Le Sang Des Bêtes (1949) (aka Blood Of The Beasts)
Georges Franju
France
20 Min.
 

Georges Franju’s Blood of the Beasts (1949) is perhaps the kind of film that you obtain when you mix poetry and snuff. Detailing the everyday work of Parisian slaughterhouses, Blood of the Beasts is a film that manages to rise above its gore-quotient to explore what exactly a ‘society’ is. Franju cuts back and forth between the serene, romantic and sacred city of Paris, where the church carries on its duty, absolving people of their sins and providing solace for the dying, and the slaughterhouses in its suburbs where cattle are beheaded in a mechanical fashion like units on a production line.  We are also shown the people who slay these animals and process them for those outside this building. They carry out their routines dispassionately and with no moral dilemmas whatsoever. In fact, never does Blood of the Beasts cry out about it all or take an ideological stance like some propagandist video.
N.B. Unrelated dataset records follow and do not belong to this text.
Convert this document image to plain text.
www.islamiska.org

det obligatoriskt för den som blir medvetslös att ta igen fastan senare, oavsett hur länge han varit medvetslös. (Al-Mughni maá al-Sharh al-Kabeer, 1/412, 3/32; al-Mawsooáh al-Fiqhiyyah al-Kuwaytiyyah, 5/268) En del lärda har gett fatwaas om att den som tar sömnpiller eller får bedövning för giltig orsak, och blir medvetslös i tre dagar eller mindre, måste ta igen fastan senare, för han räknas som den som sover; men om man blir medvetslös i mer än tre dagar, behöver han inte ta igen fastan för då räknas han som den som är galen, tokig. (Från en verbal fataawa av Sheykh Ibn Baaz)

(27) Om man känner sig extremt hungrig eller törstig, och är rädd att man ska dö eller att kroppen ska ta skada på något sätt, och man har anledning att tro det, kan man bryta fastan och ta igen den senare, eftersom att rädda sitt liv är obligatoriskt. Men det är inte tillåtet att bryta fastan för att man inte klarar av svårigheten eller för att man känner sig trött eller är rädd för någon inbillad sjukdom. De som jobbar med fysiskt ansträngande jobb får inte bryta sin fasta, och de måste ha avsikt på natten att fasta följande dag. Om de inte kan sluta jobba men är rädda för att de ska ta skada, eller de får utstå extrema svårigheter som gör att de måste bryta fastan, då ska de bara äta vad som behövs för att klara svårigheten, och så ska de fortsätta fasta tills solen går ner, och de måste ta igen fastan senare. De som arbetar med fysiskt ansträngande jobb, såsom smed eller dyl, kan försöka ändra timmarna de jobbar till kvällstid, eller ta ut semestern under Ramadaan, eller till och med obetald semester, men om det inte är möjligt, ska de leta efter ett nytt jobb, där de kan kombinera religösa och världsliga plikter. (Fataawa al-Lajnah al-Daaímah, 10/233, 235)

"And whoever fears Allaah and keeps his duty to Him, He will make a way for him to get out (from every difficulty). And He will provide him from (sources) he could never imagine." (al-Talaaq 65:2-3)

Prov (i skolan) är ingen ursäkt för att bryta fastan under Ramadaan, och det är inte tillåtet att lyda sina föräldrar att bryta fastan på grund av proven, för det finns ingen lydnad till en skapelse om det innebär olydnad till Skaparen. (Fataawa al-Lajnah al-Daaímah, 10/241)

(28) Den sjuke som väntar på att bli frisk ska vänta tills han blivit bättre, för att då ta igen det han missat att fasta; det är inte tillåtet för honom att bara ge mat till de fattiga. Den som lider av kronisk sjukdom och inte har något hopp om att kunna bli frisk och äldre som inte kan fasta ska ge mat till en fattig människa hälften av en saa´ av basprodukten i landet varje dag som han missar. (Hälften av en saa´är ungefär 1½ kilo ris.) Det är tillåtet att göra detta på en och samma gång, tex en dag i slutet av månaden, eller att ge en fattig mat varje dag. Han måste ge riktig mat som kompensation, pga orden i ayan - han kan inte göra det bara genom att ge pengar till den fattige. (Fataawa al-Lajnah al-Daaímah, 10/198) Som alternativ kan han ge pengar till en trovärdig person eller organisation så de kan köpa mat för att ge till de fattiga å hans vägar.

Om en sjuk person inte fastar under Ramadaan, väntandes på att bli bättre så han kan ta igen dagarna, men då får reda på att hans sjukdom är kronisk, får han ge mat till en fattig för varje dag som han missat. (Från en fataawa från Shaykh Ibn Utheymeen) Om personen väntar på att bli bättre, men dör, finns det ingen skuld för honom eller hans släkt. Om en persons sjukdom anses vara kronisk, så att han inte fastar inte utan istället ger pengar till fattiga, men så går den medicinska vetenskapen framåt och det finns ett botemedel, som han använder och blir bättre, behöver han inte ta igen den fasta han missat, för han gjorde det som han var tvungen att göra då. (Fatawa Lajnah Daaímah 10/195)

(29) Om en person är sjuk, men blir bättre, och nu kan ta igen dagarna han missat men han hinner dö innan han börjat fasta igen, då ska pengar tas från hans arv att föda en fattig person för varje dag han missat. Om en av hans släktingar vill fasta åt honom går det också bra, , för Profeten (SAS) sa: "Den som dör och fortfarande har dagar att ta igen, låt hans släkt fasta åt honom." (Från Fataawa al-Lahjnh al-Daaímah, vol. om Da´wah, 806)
It merely presents us facts – purely scientific at times – and gradually reveals to us the questionable basis upon which our so-called ‘civilization’ is built and the moral impasse that it has brought us to. Franju apparently did not want to film the movie in colour since he felt it would be too much to take for the audience. But coming to think of it, had Franju decided to shoot Blood of the Beasts in colour, the movie would have been elevated to a different level altogether. Imagine the mere implication of including the colour red in a film that opens with romance and culminates with bloodshed. But I’m not going to complain, since the black and white too, in a way, provides an odd and tranquil beauty to this gem of a film that strikingly blends conventional documentary and fictional narration.